I know that most PJM readers- being conservatives- do not read The New York Times. For that reason, I want to suggest they immediately turn to the wonderful Op-Ed by writer Caitlin Flanagan, on the parole last week of Sara Jane Olson, a.k.a. Kathleen Soliah, the name she took as part of the 1970’s “Symbionese Liberation Army,” a radical terrorist group that made the Weather Underground look like amateurs.
Ms. Flanagan presents the strongest case possible for how hypocritical it is for the courts to allow Olson to serve her parole at home in St. Paul, Minnesota, where she lives with her husband, a wealthy doctor and their children. Olson, after all, was taking part in a bank robbery when a gunshot killed a guard, and when she kicked a pregnant bank teller in the stomach. The teller later miscarried. Her group also tried their best to assassinate police offers.
The excuse for their actions, of course, is that they carried them out for idealistic reasons. As Flanagan writes, they claim they were only reacting to the terrible times in which they lived, in which the U.S. was waging a horrendous war in Vietnam which they opposed. Pace Bill Ayers, whom as we all know, makes similar excuses for his own behavior in that era, which to this day he does not regret.
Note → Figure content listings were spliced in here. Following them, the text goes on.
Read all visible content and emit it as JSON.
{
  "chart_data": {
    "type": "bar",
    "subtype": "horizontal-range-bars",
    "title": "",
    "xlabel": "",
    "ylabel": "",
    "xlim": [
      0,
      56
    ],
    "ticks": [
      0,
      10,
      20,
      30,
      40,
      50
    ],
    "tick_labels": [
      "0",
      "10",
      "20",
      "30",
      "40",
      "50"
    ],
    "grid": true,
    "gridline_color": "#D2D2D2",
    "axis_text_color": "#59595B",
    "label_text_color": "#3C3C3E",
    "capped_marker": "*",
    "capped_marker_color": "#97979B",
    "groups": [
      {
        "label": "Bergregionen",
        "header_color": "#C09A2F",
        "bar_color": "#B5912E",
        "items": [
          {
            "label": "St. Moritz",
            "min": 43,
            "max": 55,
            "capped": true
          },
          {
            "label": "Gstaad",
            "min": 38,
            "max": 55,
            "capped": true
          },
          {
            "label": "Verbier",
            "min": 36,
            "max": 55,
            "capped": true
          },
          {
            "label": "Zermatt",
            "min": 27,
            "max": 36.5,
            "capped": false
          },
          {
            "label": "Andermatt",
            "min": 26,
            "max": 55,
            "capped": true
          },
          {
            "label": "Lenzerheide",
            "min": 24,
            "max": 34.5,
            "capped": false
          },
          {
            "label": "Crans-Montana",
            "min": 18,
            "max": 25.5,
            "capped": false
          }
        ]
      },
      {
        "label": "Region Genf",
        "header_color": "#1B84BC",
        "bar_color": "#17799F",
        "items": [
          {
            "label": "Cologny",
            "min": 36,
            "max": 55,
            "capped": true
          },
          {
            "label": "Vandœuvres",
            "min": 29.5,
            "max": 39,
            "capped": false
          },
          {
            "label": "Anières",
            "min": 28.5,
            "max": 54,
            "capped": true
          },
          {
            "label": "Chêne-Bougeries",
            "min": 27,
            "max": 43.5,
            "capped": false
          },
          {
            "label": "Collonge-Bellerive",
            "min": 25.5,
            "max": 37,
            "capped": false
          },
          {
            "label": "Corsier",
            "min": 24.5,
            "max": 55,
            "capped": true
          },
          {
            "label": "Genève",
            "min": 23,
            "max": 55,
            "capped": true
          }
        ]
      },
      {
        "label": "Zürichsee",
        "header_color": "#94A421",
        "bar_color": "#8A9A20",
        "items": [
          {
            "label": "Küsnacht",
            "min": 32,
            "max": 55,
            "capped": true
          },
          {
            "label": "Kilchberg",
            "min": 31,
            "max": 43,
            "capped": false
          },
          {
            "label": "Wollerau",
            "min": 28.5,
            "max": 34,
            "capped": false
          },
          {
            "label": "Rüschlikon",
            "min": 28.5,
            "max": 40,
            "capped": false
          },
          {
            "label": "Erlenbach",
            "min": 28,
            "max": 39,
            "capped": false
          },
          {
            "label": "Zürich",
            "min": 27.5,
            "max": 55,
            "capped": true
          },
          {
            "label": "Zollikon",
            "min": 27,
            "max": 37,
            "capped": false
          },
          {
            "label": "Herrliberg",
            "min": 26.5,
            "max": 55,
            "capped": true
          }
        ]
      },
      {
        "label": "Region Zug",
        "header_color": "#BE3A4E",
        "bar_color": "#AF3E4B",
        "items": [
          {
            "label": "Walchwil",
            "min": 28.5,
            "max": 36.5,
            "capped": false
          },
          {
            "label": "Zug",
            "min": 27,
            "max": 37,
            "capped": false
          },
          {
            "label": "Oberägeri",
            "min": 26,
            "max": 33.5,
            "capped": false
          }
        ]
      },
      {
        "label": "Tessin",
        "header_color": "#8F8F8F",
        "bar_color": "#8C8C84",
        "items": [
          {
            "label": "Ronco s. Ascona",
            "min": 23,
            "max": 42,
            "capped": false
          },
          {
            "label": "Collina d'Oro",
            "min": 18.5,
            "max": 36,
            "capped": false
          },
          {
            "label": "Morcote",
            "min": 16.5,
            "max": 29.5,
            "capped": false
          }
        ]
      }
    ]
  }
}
At least the founder of the Weather Underground, Mark Rudd (whose book I review today) admits the truth in his new memoir Underground: My Life with SDS and the Weathermen. Unlike Ayers or Olson, Rudd acknowledges that their goal was not to build a peace movement opposed to the war, but to engage in guerrilla warfare at home, waged through terror and violence, for the purpose of overthrowing our democratic government. Yet in his conclusion, Rudd too contradicts all he writes earlier, arguing that there was an “idealism inherent in our rebellion.” If so, it is the kind of idealism that leads to murder of innocents, one of which the 20th Century World was all too familiar from the likes of Hitler and Stalin.
Despite writing a top notch critical article, Flanagan herself makes on error. She writes that they “combined a set of generally laudable goals- they wanted to end poverty, improve public schools and eradicate sexism and racism- with the leadership and tactics of an unrepentant street criminal with a gun fixation.” Their so-called laudable goals, however, were but an excuse for the criminal activity which made them distinguishable from others who truly wanted to attain justice.
If they wanted to improve public schools and end racism, one must ask why the SLA murdered the first African-American Superintendent of Schools in Oakland, Marcus Foster. Perhaps Ms. Flanagan forgot that. As I recall, the SLA’s argument at the time was that Mr. Foster was a front for the white power structure, who was fooling the black population into believing the schools must be made better under the system. Some laudable goal.
At any rate, the parole board in California should get lots of letters endorsing Flanagan’s main argument: her criminal behavior must be punished, and the parole terms others – especially poor African-American parolees- never get, should be immediately rescinded. Let Ms. Olson live in a half way house in San Francisco or Oakland, far away from her nice suburban home and family. She can wait for reuniting with them another few decades.